Netmulticore can only deal with values that are completely stored in shared heaps. This requires that the value is initially copied to the heap, and the described programming rules must be adhered to when modifiying and also reading the values. Of course, there are also programming rules in a multi-threaded environment, so this is not completely different.
The way the shared heaps are managed is less automatic than in the multi-threaded case. Especially, the garbage collector of shared heaps does not recognize values in process-local memory as roots. This is really unfortunate, because the user has to work around this limitation (pinning), and this is error-prone. There is, however, probably nothing we can do about it. Theoretically it is possible to create a protocol between the shared GC and the process-local GC, but it looks very complicated to implement it.
Another problem is that there is nothing that would prevent erroneous pointers from shared heaps to process-local heaps. In multi-threaded environments this distinction does not exist, so there is no such problem. By changing the Ocaml compiler it could be possible (without having checked it in detail) to emit different code when a process-local value is assigned to a shared variable, and to automatically allocate the value in the shared heap.
The Netmulticore approach also has advantages. Especially, it is way more scalable than a multi-threaded environment with a single heap only. There is no global lock that could become the bottleneck of the implementation. Each shared heap has its own lock, so there is always the possibility to increase the "lock capacity" by using more shared heaps together.

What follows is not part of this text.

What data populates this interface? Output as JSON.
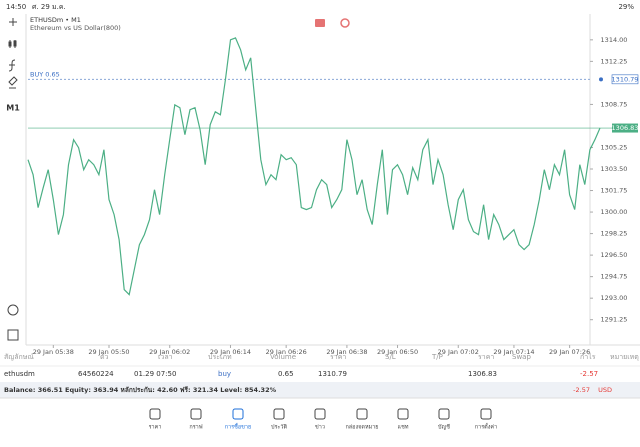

In some sense, this is not a "multicore" solution, but rather a "manycore" approach that will also work for hundreds of cores.
Many of the data structures described here are actually backed by
shared memory blocks. For managing these blocks, the POSIX API
is used (i.e. shm_open
). Note that there is also an older API
on many systems called System V API (i.e. shmget
). This API
is not used.
Shared memory has kernel persistence, i.e. the blocks remain allocated
even after the process terminates that created them. The blocks need
to be explicitly deleted. This can be done by the right API calls
(e.g. call Netmcore.release
for objects with a Netmulticore
resource ID), but from time to time a program does not terminate
normally, and this deletion is not performed. The question is how to
get administratively rid of the blocks.
The nice aspect of the POSIX API is that shared memory looks very much
like files, and in deed, in many implementations I've seen the blocks
appear somewhere in the file system. Typical locations for these files
are /dev/shm
and /tmp
. The files have names like
mempool_f7e8bdaa
, or generally <prefix>_<8hexdigits>
. The prefix
depends on the data structure the block is used for, and the hex
digits make the name unique. By deleting these files, the blocks
are removed.
Since Ocamlnet-3.6, one can also delete shared memory administratively
with the netplex-admin
utility. See Netplex_admin.unlink
for
details. This method works for all OS. Also, an unlink of old memory
is automatically done when the program is restarted.
Another issue is that OS typically define an upper limit for the amount of shared memory. This is e.g. 50% of the system RAM for Linux. There are usually ways to configure this limit.